In recent years, renewable and clean energy storage technologies have attracted considerable attention due to the serious environmental pollution and fossil-fuel energy crisis1,2,3,4,5,6. Furthermore, the extensive demand of electric vehicles and portable electronic devices promote humans to develop more new energy storage devices7,8,9. Lithium-ion batteries10, sodium-ion batteries11,12 and supercapacitors (SCs)13 are potential energy storage devices currently. Among them, SCs have competitive characteristics such as high power density, long cycle life, fast charging/discharging rate, good safety and low maintenance cost14. Although the carbonaceous materials such as active carbon15, porous carbon16, graphene17,18, and carbon nanotubes19 can deliver a high power density, the electrical double layer supercapacitive (EDLS) mechanism gives rise to their low specific capacitance and energy density. So the researchers mainly focus on developing faradaic electrode materials that have higher capacity and larger energy density. In the past few years, various faradaic electrode materials, including transition metal oxides20, hydroxides21,22, sulfides23,24 and conductive polymers25,26 were intensively developed.
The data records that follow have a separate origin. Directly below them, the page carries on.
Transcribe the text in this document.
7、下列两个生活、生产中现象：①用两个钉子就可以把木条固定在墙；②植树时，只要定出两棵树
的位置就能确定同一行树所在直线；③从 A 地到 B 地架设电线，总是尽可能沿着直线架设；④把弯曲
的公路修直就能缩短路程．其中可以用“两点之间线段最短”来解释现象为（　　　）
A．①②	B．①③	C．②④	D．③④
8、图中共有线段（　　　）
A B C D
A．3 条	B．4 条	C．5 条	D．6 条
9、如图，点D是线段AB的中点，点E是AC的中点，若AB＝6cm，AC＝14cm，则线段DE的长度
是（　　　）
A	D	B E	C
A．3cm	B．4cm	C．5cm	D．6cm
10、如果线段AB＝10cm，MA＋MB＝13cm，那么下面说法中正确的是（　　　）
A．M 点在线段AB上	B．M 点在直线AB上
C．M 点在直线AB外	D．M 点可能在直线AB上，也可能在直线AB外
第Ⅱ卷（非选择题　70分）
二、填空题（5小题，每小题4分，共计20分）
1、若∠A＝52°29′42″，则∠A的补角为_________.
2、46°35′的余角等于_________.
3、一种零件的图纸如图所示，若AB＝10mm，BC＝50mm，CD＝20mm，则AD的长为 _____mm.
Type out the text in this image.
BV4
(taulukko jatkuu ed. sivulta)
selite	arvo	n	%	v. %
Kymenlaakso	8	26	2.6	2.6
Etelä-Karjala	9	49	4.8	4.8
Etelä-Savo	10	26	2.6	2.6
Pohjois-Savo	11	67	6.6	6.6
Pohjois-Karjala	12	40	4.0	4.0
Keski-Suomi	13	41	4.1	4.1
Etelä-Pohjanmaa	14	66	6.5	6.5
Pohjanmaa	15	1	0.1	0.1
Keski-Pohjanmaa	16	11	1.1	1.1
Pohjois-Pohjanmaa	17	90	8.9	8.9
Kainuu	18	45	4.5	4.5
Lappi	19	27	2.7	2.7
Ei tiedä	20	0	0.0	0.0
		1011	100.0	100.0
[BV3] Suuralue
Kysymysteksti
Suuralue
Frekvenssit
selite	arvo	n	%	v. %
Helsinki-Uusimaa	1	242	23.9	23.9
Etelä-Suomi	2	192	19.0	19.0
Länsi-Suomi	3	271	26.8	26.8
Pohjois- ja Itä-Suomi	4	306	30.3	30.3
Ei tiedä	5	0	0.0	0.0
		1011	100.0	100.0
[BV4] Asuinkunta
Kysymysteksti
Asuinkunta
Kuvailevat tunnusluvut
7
For example, MnO227,28, NiO29 and Co3O430 are some of the most notable faradaic electrode materials, but their intrinsic electrical conductivities are poor. Conductive polymers such as polyaniline26, polypyrrole31,32 and Poly (3, 4-ethylenedioxythiophene)33 can offer a high specific capacity, but the volume expansion leads to the poor cycling performance.
Currently, binary transition metal oxides such as NiCo2O434,35,36,37,38, NiMoO439,40,41,42,43 and CoMoO444,45 have been attracted much attention as electrode materials for supercapacitors because of their high electrical conductivity, remarkable specific capacity and environmental compatibility. For example, Lou et al.46 fabricated the NiCo2O4 nanorods and nanosheets on the carbon fiber through a facile solution method, and they delivered high capacitances of 1023.6 and 1002 F g−1, respectively. Huang et al.42 reported a Ni foam supported NiMoO4 nanoplate arrays integrated electrode, showing a high specific areal capacitance of 3.4 F cm−2 at 2 mA cm−2. However, in order to further improve the electrochemical performance, combining two types of binary metal oxides to form a unique hierarchical nanostructure is an efficient way. For example, Mai et al.45 reported hierarchical MnMoO4/CoMoO4 heterostructured nanowires, which showed an enhanced supercapacitive performance.
In addition, core-shell nanostructure electrode materials can effectively improve electrochemical performance47. For example, Cai et al.48 reported a manganese oxide/carbon york-shell anode for lithium-ion batteries, presenting a high capacity and excellent cycling performance at a high current density. Rational structure design of electrode is also important to its electrochemical performance. An efficient way is to synthesize binder-free designed electrode, because the host materials can directly connect with the conductive substrate. Carbon cloth is usually used as collector due to its low cost, high conductivity and flexibility49,50.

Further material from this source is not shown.